Неужели стоило бояться смерти тому, кто и так уже не существовал?
Иногда он выл по ночам. Но выл не оттого, что стал злобен, а наоборот — от пустоты. Правда, он пугался — сумасшедших, дыма из-под земли, вооруженных, как во время атомной войны, полицейских, акулообразных лиц в роскошных машинах, — но этот испуг скорее был от инерции, чем от его существа. Ибо его существо пропало.
Или, может быть, этот испуг от какого-то неведомого полуостатка его внутреннего существа.
Иногда он выходил в Нью-Йорк, присутствовал на некоторых вечерах — на квартирах. «Полуостаток» шарахался от хаотичных огней Нью-Йорка, от лиц с глазами как на долларовых бумажках. Возможно, эти люди были как-то счастливы, но особым счастьем, от которого П. становилось дурно.
Ровнообразные, толстозадые пасторы читали проповеди в «церквах». Проститутки и псевдовластители были идолами века.

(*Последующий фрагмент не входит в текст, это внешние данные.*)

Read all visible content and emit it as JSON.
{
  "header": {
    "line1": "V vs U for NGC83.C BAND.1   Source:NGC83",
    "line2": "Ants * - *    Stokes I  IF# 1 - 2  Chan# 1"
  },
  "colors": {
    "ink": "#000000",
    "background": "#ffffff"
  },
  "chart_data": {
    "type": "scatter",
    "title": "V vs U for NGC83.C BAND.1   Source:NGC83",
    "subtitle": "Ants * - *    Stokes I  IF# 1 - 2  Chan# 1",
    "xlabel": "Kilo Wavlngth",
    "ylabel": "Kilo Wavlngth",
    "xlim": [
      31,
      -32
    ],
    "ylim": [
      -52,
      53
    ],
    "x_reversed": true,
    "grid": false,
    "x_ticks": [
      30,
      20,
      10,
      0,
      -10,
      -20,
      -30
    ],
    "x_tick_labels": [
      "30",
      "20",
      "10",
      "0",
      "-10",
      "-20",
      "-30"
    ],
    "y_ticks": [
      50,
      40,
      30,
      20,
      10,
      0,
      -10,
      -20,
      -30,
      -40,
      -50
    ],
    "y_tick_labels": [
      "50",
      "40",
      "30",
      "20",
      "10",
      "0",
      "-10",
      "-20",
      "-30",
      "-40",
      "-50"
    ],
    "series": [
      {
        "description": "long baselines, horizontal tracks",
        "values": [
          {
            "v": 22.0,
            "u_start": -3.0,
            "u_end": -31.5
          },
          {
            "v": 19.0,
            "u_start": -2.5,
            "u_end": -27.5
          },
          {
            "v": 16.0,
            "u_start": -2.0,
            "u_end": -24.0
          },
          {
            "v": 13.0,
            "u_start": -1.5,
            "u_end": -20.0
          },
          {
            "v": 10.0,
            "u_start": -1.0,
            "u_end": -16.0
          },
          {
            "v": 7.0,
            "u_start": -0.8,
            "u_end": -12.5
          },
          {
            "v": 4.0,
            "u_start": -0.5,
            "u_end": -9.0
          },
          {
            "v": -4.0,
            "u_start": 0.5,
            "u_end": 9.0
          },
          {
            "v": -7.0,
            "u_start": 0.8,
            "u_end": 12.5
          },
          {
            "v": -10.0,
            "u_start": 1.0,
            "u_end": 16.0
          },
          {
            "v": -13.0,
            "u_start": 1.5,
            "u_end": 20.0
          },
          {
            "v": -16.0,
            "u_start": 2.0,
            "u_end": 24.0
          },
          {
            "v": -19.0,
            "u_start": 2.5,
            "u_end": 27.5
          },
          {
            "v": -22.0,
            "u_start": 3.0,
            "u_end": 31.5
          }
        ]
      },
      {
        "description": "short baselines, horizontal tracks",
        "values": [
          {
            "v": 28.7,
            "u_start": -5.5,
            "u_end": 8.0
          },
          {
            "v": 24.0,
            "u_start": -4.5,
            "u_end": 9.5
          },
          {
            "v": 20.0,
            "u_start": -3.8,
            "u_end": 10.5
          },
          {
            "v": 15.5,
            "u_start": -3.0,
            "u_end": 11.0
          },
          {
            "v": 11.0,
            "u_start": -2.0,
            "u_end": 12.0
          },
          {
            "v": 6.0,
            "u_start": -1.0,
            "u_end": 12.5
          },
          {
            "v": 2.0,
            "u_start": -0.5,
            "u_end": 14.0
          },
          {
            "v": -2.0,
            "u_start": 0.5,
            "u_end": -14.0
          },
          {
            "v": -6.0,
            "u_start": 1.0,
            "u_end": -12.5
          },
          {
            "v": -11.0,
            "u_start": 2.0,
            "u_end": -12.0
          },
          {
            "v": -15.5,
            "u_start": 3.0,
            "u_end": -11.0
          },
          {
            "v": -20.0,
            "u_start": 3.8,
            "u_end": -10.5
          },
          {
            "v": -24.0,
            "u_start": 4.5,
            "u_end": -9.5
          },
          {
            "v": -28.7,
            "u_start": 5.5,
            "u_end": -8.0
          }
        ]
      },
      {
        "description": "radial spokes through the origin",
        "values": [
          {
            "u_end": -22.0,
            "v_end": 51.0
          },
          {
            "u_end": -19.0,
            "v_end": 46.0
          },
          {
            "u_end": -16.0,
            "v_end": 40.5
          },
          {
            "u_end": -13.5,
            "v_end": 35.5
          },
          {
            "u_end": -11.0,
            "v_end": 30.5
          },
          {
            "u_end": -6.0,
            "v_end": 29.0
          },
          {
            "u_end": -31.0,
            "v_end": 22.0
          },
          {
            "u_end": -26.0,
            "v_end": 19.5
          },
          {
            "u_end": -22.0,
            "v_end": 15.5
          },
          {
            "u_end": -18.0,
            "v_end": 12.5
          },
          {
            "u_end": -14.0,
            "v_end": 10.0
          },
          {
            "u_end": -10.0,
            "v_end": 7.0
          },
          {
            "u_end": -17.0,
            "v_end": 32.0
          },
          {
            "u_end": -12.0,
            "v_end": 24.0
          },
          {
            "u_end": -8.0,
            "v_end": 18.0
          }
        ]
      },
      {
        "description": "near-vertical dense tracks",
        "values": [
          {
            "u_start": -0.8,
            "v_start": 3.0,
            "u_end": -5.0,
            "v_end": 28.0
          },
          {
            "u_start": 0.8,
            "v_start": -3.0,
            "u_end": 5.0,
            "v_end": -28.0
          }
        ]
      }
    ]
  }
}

Кроме того, пока полутайно цвела педофилия, но П. об этом не подозревал, потому что его существо ушло от него. Он считал, что везде царит пуританство, и даже «порнографию» он принимал за своеобразную форму пуританизма.
На вечерах — где бывали и профессора — он внутренне тоже отсутствовал. Толковать о религии, то есть о деньгах, считалось неприличным: нельзя говорить о самом интимном.
П. ничего этого не понимал и только безразлично плакал внутри себя.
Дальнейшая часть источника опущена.